WPF using .NET Core & Orc.Theming
For the last few months, we at WildGums been working hard on preparing our migration for all our WPF apps from .NET 4.6.2
to .NET Core 3.1
. This required lots of planning and testing, since the following parts needed to be taken into account:
- Catel
- Our 40+ open source components
- Our 10+ internal components
- Our 2+ open source apps
- Our 10+ internal apps
But today is the day we believe we are ready and we will start releasing all open source components as stable.
Theming
We used to have our own “theming” capabilities in Orchestra. Thanks to the hard work from Bastian Schmidt and Jan Karger on ControlzEx, we were able to much improve the theming capabilities of our open-source libraries.
We created Orc.Theming, on top of ControlzEx, and now provide (both light and dark) styles for all most-used WPF controls out of the box.

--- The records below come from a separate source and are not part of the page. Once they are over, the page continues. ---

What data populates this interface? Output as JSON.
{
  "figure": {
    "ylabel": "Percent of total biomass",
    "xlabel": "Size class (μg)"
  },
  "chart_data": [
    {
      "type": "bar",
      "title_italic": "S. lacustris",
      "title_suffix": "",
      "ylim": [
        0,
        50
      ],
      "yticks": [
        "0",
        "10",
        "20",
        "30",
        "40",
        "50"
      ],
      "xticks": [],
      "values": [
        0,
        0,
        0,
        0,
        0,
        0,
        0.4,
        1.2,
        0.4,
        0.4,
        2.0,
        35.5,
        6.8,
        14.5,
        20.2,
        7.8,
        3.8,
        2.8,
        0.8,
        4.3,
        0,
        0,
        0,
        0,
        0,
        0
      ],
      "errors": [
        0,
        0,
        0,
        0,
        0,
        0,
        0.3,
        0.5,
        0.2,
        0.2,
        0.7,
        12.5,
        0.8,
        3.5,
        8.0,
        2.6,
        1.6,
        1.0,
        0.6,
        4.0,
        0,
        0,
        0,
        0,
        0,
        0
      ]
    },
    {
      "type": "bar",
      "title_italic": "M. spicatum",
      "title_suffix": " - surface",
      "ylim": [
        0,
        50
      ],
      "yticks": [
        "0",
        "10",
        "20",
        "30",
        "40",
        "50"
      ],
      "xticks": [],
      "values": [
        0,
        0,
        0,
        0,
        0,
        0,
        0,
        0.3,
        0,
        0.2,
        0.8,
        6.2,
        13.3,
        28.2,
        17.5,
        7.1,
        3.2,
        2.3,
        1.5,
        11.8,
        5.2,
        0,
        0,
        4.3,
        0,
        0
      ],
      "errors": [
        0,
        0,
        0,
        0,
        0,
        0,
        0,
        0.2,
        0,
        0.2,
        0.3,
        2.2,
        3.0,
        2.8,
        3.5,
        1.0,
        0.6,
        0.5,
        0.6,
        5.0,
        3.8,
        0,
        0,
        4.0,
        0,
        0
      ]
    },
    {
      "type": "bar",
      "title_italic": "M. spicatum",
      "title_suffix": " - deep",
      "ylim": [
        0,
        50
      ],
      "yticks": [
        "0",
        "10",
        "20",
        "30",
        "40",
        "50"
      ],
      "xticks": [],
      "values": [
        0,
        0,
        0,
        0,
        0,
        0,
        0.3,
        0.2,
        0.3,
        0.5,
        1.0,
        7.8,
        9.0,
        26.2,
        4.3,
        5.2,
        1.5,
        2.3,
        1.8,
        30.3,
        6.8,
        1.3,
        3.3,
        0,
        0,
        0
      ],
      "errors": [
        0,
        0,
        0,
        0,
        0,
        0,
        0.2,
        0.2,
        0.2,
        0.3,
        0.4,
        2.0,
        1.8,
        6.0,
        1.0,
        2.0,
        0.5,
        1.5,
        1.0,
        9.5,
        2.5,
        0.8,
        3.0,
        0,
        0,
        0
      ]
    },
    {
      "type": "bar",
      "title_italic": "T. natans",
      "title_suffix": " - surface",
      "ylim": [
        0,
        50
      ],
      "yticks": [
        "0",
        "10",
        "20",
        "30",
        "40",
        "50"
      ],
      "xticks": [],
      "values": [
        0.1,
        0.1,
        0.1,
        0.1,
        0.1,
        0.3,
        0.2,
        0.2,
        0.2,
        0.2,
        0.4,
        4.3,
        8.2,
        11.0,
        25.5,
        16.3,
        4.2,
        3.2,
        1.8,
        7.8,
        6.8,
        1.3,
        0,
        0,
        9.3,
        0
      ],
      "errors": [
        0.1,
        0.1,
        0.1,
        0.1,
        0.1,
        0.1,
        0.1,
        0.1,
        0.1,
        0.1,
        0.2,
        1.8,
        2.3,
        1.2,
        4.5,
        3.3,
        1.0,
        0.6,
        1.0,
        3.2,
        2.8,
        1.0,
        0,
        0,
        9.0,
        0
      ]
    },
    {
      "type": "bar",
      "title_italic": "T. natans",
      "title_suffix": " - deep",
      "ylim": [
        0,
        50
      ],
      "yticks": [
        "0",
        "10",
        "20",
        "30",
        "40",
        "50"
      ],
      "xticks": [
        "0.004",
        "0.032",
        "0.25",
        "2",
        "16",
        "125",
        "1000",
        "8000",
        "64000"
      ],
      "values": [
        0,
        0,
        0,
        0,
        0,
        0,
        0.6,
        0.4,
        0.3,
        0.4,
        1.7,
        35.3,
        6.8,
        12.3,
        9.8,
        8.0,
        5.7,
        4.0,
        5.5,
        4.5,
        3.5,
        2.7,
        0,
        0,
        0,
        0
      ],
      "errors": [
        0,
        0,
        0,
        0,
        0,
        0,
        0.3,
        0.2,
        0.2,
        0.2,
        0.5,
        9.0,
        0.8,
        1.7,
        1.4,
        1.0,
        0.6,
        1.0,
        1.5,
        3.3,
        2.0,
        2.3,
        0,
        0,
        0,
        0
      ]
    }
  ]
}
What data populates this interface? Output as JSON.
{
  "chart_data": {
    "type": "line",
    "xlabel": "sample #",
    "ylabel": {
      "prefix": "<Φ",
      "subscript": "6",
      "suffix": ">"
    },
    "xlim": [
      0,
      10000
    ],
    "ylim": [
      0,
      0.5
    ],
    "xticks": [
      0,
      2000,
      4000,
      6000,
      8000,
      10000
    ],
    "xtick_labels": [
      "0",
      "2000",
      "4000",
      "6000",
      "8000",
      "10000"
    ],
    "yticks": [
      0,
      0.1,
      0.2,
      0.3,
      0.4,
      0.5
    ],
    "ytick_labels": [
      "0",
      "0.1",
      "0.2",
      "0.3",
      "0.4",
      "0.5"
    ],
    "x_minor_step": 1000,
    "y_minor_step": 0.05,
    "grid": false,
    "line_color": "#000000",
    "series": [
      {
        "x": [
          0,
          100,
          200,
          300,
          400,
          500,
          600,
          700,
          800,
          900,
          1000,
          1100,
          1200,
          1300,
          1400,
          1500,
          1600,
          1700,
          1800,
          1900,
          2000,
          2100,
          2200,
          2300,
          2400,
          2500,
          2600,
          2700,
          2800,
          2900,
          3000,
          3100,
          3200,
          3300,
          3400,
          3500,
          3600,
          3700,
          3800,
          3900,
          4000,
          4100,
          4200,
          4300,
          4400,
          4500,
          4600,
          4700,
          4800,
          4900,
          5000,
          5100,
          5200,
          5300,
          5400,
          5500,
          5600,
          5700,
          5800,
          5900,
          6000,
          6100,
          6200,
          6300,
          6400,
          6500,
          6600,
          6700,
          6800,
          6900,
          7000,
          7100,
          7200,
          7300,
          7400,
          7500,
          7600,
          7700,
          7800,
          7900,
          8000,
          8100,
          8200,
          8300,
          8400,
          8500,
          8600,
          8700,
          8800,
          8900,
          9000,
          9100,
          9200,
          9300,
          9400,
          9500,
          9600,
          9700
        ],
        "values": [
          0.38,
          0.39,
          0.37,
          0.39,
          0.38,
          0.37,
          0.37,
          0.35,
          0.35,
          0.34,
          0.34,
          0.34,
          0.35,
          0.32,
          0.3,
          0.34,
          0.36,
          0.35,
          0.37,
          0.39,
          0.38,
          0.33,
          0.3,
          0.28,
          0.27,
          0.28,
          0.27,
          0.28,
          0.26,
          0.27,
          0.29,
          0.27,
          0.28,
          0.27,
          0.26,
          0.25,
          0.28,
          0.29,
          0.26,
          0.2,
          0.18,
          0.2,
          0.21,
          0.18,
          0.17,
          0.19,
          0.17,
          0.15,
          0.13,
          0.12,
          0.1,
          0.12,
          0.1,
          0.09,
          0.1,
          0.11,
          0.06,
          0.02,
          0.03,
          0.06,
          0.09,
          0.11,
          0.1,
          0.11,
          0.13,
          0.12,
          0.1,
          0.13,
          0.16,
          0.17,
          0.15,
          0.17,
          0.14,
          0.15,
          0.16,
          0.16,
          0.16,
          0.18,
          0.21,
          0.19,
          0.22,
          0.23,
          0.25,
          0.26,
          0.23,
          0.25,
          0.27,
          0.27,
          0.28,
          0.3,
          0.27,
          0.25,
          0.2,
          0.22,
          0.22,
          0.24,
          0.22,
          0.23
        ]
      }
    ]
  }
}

This also gave us the opportunity to go through all our components and make sure they look great in both light and dark mode.
Extensions
One of the challenges we faced while migrating to .NET Core was the use of extensions. Orc.Extensibility, the component that focuses on extensibility, heavily relied on reflection-only loading of assemblies to inspect whether they could / should be loaded as an extension.
The component is rewritten to use Assembly Load Context (ACL) instead of reflection-only loading of assemblies and now supports .NET 4.6
/ .NET 4.7
/ .NET Core 3.1
.
Squirrel (installation & updates)
We use several deployment mechanisms for out applications:
- Inno Setup
- MSIX
- Squirrel
Since Squirrel cannot be directly referenced in a .NET Core project, we had to wrap update.exe
and parse the console output to make sure we kept the exact same behavior as before.
Open source apps migrated to .NET Core
We’ve migrated both LogViewer and CsvTextEditor (example open source apps) to .NET Core 3.1. These apps can be used to see how to deploy a self-contained WPF app using all WildGums controls.